By oferf at 2012-03-11
 
Many thanks Peter.

two follow up questions if I may :) :

Any way to identify a male or female? The reason I'm asking is that the shipment included two fish that look the same to me. some size, same marks/strips on the head, same strong forehead, same color and dots. The second is at a friend's tank and I'm wondering if we should try and pair them. they do look the same yet if a shipment from the wild included only two "identical" pieces, could be this a pair that was cought together...

the second question. I'm a very small taxonomy expert... what we call here (Israel) Efasciatus refers to the standard gray/brown severum that is sold here in thousands (commercially bread). Also looking at Google I get tones of different pictures, non looks like the one in my tank. Is Efasciatus a generic naming? are there sub-speices defined?

Sorry for the long questions and thanks again,

Ofer
 
H. efasciatus refers to the green severums. H. appendiculatus, the turquoise severums, used to be a separate species, but they have since been combined into H. efasciatus and the appendiculatus species is no longer valid.

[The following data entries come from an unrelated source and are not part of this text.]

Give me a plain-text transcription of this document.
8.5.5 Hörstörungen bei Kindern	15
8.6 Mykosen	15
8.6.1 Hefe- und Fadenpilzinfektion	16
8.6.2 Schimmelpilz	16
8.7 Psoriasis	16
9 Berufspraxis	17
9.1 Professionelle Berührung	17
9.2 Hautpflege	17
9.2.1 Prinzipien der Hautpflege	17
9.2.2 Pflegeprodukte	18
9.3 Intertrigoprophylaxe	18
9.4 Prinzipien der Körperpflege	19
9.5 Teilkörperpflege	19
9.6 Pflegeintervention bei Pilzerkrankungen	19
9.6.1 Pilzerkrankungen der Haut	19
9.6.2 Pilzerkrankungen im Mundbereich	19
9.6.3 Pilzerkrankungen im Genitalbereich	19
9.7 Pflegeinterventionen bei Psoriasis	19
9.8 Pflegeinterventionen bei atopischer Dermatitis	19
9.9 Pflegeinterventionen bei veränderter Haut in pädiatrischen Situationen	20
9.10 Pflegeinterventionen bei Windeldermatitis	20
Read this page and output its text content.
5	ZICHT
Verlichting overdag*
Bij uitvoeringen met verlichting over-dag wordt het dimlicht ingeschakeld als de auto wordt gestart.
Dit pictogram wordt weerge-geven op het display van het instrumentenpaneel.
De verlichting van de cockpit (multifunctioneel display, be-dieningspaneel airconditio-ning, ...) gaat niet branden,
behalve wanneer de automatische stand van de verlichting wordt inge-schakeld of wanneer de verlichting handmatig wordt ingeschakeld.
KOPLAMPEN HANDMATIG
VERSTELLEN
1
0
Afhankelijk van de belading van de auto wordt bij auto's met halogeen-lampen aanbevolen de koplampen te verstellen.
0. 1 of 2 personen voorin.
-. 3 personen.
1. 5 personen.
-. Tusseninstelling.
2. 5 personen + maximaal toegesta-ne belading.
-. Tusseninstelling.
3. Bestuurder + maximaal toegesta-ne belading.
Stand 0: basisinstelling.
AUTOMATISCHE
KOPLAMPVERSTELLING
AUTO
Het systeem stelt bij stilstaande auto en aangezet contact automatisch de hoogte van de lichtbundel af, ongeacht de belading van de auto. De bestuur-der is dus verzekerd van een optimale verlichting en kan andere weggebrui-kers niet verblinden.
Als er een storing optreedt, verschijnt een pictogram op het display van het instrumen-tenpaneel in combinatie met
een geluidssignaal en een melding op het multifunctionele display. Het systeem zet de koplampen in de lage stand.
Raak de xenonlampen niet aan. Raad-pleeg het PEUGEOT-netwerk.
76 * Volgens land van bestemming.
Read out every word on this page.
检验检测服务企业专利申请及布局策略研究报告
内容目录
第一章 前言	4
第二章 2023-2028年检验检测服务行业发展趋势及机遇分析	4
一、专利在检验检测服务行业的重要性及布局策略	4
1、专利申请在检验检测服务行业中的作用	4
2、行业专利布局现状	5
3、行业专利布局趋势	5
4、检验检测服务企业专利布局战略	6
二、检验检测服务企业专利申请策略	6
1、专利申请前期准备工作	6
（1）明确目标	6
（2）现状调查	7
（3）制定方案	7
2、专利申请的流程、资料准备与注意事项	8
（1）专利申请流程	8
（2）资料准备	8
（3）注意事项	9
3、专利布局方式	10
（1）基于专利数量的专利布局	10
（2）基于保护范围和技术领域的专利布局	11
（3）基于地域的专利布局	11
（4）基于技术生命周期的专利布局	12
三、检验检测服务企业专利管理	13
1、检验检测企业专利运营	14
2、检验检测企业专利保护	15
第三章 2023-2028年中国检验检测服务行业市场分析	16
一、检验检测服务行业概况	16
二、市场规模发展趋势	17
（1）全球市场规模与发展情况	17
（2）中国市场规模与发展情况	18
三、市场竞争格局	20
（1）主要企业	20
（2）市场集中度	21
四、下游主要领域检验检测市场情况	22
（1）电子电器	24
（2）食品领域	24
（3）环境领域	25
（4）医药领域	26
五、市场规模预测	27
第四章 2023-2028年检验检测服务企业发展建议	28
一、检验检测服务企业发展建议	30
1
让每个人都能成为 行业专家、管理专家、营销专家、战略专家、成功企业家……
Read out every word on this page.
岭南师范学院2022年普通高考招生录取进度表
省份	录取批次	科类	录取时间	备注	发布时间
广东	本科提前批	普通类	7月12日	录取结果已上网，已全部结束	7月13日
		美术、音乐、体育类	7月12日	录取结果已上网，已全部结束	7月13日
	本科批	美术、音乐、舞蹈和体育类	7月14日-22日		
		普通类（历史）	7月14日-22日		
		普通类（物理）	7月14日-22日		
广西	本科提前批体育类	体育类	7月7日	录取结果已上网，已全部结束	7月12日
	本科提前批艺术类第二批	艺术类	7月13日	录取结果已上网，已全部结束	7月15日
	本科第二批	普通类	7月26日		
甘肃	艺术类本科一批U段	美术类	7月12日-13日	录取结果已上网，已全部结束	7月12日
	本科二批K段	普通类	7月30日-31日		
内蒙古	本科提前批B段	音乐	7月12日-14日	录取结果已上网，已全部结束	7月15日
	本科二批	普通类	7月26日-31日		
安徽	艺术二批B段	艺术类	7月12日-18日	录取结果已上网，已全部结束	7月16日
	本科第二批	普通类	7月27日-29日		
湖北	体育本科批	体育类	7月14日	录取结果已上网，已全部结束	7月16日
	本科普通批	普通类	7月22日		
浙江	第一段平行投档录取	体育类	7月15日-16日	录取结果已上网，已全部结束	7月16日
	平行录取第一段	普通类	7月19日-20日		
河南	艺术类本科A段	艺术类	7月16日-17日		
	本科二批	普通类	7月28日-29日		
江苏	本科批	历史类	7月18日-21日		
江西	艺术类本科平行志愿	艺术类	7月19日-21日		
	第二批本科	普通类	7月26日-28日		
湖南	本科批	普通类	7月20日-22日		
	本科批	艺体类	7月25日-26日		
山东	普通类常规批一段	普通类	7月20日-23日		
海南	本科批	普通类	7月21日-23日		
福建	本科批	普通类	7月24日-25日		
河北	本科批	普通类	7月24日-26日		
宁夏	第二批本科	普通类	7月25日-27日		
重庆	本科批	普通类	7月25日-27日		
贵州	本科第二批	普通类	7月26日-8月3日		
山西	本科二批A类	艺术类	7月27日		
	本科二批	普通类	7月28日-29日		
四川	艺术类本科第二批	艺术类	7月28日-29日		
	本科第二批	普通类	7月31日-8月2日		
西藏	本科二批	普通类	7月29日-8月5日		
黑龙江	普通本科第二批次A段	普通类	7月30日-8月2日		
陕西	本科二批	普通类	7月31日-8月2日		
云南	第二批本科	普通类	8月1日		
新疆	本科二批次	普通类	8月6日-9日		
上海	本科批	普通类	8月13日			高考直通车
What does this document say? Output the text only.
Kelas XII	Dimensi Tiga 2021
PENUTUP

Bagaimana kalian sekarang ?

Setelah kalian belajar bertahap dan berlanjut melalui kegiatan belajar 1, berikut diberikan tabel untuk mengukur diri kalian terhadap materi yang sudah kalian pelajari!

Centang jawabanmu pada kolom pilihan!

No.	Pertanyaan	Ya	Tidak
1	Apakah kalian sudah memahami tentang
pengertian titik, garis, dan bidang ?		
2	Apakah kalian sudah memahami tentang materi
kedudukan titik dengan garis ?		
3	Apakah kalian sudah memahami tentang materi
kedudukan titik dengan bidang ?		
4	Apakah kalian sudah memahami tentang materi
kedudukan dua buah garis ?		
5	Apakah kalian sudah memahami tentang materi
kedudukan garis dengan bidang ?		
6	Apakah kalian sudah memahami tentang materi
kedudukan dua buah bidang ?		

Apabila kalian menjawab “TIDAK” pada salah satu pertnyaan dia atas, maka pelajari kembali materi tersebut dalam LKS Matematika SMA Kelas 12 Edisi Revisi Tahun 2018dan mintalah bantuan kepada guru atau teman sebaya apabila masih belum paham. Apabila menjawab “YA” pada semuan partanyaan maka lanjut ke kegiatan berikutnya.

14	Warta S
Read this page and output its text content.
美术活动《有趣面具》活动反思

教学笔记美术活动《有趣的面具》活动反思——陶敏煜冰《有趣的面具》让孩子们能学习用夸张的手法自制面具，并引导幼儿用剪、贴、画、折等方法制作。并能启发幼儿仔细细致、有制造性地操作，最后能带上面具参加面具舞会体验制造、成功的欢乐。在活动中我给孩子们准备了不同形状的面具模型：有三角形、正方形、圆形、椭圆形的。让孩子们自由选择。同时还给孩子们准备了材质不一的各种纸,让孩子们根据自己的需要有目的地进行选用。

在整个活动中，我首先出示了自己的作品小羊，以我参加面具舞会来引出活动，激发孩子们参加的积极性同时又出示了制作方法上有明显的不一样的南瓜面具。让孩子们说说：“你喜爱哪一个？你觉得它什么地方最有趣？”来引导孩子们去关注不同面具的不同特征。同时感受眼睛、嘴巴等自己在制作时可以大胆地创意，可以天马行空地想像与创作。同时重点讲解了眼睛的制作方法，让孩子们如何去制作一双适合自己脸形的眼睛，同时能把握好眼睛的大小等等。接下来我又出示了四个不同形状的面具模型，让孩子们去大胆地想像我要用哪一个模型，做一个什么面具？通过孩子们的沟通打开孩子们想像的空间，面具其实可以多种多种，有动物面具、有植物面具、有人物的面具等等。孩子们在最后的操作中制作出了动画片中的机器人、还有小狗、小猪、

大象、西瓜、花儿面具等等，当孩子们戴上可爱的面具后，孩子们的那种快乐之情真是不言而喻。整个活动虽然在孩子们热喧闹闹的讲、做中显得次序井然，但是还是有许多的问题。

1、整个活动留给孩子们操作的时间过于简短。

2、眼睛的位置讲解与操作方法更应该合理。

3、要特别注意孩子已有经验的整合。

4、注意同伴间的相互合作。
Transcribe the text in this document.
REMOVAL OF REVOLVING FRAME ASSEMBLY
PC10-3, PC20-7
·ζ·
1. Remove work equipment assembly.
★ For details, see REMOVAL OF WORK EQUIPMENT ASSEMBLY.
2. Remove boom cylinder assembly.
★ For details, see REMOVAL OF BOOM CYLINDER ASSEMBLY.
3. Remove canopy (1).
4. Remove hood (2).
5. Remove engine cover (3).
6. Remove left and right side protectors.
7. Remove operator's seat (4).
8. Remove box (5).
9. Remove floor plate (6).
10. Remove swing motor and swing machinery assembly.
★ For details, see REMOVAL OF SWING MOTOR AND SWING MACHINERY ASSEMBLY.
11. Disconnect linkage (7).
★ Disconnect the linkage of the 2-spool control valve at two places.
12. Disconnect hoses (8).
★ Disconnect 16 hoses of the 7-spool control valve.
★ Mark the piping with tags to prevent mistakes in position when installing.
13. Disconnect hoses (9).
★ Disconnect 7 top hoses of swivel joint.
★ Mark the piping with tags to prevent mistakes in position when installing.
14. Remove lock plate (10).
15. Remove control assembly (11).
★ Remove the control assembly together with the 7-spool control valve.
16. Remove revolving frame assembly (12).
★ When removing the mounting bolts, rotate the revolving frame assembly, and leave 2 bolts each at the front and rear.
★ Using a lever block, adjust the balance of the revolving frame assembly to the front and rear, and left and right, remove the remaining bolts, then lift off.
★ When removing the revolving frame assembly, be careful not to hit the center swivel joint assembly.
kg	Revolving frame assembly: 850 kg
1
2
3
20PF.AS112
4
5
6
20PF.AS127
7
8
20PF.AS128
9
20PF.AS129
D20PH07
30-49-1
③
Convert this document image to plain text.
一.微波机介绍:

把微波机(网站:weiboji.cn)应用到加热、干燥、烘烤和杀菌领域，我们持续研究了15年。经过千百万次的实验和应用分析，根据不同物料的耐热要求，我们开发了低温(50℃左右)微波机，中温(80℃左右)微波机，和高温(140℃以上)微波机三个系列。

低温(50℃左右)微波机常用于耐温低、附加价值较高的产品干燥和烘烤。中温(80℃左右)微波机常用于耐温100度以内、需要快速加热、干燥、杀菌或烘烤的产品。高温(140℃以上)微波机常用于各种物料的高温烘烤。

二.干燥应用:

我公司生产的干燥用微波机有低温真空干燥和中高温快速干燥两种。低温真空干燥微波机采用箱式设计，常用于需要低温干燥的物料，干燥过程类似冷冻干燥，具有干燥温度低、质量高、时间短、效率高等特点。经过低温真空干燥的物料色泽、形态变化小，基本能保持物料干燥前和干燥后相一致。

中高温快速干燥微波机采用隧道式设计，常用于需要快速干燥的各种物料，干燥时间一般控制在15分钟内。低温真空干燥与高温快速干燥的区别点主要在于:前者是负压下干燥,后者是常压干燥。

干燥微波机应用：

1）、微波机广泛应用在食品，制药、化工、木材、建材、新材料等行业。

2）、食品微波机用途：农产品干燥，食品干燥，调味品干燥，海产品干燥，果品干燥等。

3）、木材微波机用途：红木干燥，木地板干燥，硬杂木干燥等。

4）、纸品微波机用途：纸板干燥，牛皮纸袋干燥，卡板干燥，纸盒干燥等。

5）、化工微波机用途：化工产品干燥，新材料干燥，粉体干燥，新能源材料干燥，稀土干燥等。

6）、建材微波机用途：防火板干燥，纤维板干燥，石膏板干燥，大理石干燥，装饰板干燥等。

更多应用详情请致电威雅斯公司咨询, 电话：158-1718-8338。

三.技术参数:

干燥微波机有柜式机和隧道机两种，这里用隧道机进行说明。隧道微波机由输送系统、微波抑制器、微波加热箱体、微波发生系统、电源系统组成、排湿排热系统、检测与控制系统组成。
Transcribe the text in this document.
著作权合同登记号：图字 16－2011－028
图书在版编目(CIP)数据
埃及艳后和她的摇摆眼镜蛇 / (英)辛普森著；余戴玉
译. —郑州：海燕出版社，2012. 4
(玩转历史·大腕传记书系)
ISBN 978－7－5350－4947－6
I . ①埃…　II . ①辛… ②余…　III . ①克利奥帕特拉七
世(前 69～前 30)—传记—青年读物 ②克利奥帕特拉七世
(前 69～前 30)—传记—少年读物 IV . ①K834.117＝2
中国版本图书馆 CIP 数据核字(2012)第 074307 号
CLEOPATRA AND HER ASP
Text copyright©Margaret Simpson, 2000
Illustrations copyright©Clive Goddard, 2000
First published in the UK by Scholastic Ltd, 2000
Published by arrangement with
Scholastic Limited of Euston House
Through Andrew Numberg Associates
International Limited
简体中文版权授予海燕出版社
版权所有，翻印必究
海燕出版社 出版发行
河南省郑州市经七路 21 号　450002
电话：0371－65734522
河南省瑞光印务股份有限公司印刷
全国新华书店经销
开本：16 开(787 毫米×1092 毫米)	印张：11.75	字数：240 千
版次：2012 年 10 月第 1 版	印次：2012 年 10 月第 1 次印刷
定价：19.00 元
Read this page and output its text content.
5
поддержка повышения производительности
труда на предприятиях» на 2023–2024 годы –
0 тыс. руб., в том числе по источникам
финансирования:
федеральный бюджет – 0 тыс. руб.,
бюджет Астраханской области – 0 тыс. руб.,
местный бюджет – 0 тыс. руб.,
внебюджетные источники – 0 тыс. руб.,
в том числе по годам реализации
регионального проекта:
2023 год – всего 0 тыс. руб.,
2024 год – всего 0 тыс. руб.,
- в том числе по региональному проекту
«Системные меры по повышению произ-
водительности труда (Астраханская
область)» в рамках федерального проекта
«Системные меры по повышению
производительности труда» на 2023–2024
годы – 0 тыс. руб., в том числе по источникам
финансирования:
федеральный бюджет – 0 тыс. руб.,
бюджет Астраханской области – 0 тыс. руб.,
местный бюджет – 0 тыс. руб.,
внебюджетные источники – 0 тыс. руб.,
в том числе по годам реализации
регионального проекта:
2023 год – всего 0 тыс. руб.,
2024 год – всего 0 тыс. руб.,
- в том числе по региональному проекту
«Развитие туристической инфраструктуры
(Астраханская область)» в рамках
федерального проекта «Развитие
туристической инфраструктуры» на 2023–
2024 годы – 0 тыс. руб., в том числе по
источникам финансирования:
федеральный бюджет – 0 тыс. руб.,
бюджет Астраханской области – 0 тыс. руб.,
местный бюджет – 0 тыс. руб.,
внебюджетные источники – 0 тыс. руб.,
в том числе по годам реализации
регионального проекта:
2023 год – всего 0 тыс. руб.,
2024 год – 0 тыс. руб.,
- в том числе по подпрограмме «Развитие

There's a wide variety of color variation in severums. In the wild, you will often find geographical variants. This is why you'll often find wild cichlids listed by collection point. The appearance may vary from river to river. Based on the pictures you've posted, it does appear to be a variety of efasciatus.

Males will have heavy spotting/striation on the gills, nose, and forehead. Females often have a solid colored face with little to no markings. If your friend's fish looks identical to this, it's likely that they're both males.